Avalanche isn't a single blockchain.
It's a platform where multiple blockchains and virtual machines can be implemented. You could have Bitcoin and Ethereum both running inside Avalanche. In fact, Ethereum already is implemented inside Avalanche! So, while Bitcoin developers may easily process every message received assuming it's meant for Bitcoin itself, Avalanche developers must route messages to the correct consensus engine and virtual machine.
Basically, the network message payload contains information about which chain it's is meant for. A chain is linked to a consensus engine and virtual machine. Once the message reaches the correct engine and virtual machine, it gets parsed into its components (vertices, blocks, transactions, inputs, outputs, NFT's and so on).
For this article, we want to intercept vertices, blocks transactions, inputs, outputs and print them out to the console.
First, we implement the network handler, which is pretty simple. Just handle each network message by name and print out its components. You can see an example here.
The consensus handler itself is pretty simple. All the message routing complexity happens underneath it, before messages reach the handler as per the message pipeline.
Once messages reach the consensus handler, you can do whatever you wish.
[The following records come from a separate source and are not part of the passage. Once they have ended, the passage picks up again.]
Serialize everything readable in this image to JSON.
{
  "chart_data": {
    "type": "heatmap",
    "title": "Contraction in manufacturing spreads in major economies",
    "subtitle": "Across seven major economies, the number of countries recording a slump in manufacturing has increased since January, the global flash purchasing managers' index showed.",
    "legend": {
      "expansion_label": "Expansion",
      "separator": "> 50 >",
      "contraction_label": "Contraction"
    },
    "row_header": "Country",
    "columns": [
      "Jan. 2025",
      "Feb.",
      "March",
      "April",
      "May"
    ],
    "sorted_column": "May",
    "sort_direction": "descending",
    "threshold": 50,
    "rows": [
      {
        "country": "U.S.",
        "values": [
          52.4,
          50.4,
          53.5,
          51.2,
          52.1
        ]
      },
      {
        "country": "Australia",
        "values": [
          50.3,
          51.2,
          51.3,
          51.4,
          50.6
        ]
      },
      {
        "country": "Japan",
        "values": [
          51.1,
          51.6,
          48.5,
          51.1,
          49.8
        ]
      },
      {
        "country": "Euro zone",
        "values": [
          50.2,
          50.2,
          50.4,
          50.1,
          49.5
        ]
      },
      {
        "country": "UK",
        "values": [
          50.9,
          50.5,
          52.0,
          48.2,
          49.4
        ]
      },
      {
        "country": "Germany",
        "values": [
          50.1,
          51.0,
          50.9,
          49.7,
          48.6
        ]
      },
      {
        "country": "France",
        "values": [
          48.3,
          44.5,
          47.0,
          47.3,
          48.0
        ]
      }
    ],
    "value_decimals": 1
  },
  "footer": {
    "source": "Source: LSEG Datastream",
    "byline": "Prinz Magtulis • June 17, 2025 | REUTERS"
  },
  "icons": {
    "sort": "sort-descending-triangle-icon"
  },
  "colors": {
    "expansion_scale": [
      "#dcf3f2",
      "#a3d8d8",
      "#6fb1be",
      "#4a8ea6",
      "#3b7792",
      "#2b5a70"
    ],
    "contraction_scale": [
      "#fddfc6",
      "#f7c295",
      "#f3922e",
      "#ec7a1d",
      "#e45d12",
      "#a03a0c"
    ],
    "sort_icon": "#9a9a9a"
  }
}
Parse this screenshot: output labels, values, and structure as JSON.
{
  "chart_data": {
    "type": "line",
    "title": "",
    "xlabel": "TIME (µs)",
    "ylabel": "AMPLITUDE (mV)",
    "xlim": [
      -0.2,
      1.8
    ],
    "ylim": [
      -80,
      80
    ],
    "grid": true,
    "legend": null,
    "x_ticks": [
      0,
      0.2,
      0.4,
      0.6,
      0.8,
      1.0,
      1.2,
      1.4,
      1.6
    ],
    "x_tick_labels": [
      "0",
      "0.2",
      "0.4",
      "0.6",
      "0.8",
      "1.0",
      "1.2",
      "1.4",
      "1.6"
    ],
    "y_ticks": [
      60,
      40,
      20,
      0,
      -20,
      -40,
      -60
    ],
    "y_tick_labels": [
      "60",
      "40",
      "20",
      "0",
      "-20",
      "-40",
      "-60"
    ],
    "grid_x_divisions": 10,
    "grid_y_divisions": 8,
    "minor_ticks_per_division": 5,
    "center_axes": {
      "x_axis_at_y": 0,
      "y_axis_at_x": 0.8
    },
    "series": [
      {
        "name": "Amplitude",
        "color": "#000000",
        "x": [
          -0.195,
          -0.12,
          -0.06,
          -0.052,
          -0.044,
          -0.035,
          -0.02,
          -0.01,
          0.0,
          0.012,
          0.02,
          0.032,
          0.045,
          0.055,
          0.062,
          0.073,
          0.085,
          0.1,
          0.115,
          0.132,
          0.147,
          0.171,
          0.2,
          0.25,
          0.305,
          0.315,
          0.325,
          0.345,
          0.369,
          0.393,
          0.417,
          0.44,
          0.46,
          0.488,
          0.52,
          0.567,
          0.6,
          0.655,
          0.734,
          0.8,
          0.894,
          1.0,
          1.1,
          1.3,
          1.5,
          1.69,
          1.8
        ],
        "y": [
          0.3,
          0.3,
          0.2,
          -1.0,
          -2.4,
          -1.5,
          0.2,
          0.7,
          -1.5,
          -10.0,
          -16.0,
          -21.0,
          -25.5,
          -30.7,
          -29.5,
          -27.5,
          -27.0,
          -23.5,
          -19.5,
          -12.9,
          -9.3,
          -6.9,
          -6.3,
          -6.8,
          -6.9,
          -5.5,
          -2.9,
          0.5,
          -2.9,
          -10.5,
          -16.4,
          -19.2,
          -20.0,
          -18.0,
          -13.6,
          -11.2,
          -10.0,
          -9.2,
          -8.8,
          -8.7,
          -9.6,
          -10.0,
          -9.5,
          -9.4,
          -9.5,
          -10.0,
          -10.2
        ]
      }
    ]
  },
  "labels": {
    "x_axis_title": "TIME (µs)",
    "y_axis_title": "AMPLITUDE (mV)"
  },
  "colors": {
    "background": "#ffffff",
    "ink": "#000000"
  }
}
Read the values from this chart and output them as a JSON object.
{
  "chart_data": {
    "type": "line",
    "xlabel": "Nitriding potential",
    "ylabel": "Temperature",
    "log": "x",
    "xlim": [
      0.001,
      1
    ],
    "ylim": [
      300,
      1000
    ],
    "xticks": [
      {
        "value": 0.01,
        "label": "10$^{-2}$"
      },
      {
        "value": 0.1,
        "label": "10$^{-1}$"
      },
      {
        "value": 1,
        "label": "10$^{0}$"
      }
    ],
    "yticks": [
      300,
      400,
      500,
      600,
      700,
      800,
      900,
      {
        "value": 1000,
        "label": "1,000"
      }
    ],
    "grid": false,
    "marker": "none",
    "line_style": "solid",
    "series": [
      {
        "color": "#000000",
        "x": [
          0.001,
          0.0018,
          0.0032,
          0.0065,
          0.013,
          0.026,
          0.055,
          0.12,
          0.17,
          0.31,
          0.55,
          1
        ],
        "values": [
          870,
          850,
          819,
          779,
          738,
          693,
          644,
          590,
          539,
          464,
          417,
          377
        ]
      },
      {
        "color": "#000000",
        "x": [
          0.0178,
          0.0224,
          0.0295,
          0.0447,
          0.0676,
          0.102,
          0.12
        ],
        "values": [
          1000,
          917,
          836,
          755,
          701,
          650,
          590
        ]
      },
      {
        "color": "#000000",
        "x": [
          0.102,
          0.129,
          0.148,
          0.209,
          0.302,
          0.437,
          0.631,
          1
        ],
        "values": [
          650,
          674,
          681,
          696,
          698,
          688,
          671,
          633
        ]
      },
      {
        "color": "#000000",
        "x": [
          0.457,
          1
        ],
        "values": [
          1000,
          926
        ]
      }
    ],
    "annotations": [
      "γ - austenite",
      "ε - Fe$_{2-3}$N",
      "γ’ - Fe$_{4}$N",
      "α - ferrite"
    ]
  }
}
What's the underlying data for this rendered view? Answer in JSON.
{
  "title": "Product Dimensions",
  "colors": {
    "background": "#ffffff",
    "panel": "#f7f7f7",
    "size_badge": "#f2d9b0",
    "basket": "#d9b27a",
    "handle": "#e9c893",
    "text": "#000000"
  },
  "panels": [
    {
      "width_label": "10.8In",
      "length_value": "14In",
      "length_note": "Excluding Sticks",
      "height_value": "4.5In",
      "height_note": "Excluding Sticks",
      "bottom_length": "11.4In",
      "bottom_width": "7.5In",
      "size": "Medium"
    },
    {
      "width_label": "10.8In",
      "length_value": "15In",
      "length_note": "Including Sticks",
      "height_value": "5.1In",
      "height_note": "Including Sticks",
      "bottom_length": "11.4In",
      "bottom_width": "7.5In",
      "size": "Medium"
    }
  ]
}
The Golang implementation, of course, decides whether messages are valid, check their inputs, outputs, resolve all dependencies and then decide whether they accept the transactions or not.
avax-python does not perform validation (yet). We simply listen to messages and provide an interface to handle them.
So, for this article, we implemented a trivial JSON printer handler which simply prints out blocks, vertices, inputs, outputs and so on. Here a block was just received from the network:
The above CommonDecisionBlock arrived inside a Put network message. The network handler noticed it was a consensus message and passed the message up to the correct chain handler via a chain router. The chain handler then passed the payload to a consensus engine (Snowman).
Snowman then parsed the block and ended up with a list of binary payloads representing transactions. Here, once more, a binary payload is contained within an outer layer. Just like network messages peeled out the network part to reach the consensus binary payload, here we strip out the block headers to reach the binary transactions, which is where all the goodies are contained.
Snowman then requested the ChainVM virtual machine parse the transactions contained inside the Block. The results were plugged back into the Block structure which was then serialized by our custom
JSONPrinter consensus handler. As implied by the name, a JSONPrinter is a very trivial consensus handler which simply prints out messages as received from the network.
You could do all sorts of interesting things using custom consensus handlers.
For instance, you could use avax-python to simply read messages off the network and push them into Kafka, using a cluster of avax-python Docker images.
Using Kafka and delegating the consensus work to other nodes, you could have a fully distributed Avalanche implementation instead of discrete avalanchego nodes. The networking and consensus components could be implemented as microservices. This could come in handy in the future when Avalanche processes thousands of transactions per second. For current payloads, a single monolithic process is just fine.
The future is bright for Avalanche! Keep hacking!
Next up, we need to implement the Ethereum side of things, so we can parse NFT's and ERC20 messages from the C-Chain.
In the meantime, implementing P-Chain block and X-Chain vertex explorers can be easily implemented by simply reading the JSON output from the network listener!